Animals do have culture, maintains this delightfully illustrated and provocative book, which cites a number of fascinating instances of animal communication and learning. John Bonner traces the origins of culture back to the early biological evolution of animals and provides examples of five categories of behavior leading to nonhuman culture: physical dexterity, relations with other species, auditory communication within a species, geographic locations, and inventions or innovations.

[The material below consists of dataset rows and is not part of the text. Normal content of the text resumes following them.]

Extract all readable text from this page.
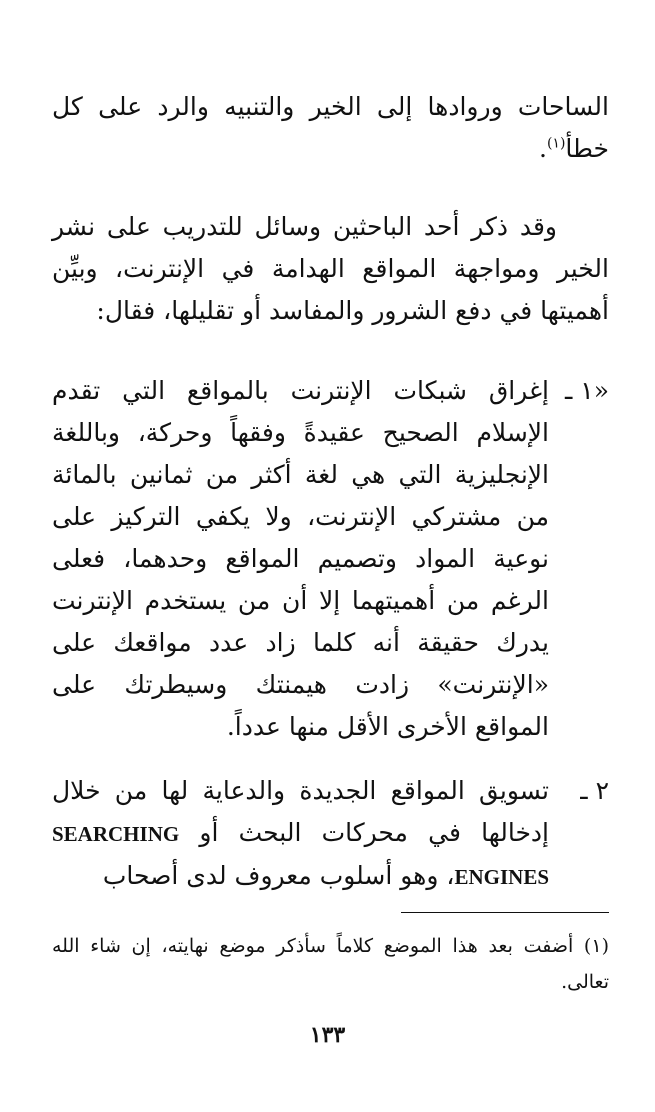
الساحات وروادها إلى الخير والتنبيه والرد على كل خطأ$^{(١)}$.

وقد ذكر أحد الباحثين وسائل للتدريب على نشر الخير ومواجهة المواقع الهدامة في الإنترنت، وبيِّن أهميتها في دفع الشرور والمفاسد أو تقليلها، فقال:

«١ ـ
إغراق شبكات الإنترنت بالمواقع التي تقدم الإسلام الصحيح عقيدةً وفقهاً وحركة، وباللغة الإنجليزية التي هي لغة أكثر من ثمانين بالمائة من مشتركي الإنترنت، ولا يكفي التركيز على نوعية المواد وتصميم المواقع وحدهما، فعلى الرغم من أهميتهما إلا أن من يستخدم الإنترنت يدرك حقيقة أنه كلما زاد عدد مواقعك على «الإنترنت» زادت هيمنتك وسيطرتك على المواقع الأخرى الأقل منها عدداً.
٢ ـ
تسويق المواقع الجديدة والدعاية لها من خلال إدخالها في محركات البحث أو SEARCHING ENGINES، وهو أسلوب معروف لدى أصحاب

(١) أضفت بعد هذا الموضع كلاماً سأذكر موضع نهايته، إن شاء الله تعالى.

١٣٣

Defining culture as the transmission of information by behavioral rather than genetical means, he demonstrates the continuum between the traits we find in animals and those we often consider uniquely human.
"[Bonner] structures his fascinating book as a survey of culture in the animal kingdom, marching up the venerable chain of being toward bigger brains, increasing behavioral complexity, and freedom from rigid genetic programs."
– Stephen Jay Gould, New York Review of Books
"John Tyler Bonner is a biologist who not only knows a great deal about plants and animals but has thought long and carefully about problems of evolution [...] The pleasure of the book is in the wealth of examples of communication and teaching, many effectively illustrated with drawings or photographs."
– J. Z. Young, London Review of Books
"The great virtue of the book is the re-creation of culture and culture-mimicking behaviors throughout the animal kingdom, an essential step in understanding the probable origins and unique qualities of human sociality. Professor Bonner's style is, as always, witty, and wholly lucid."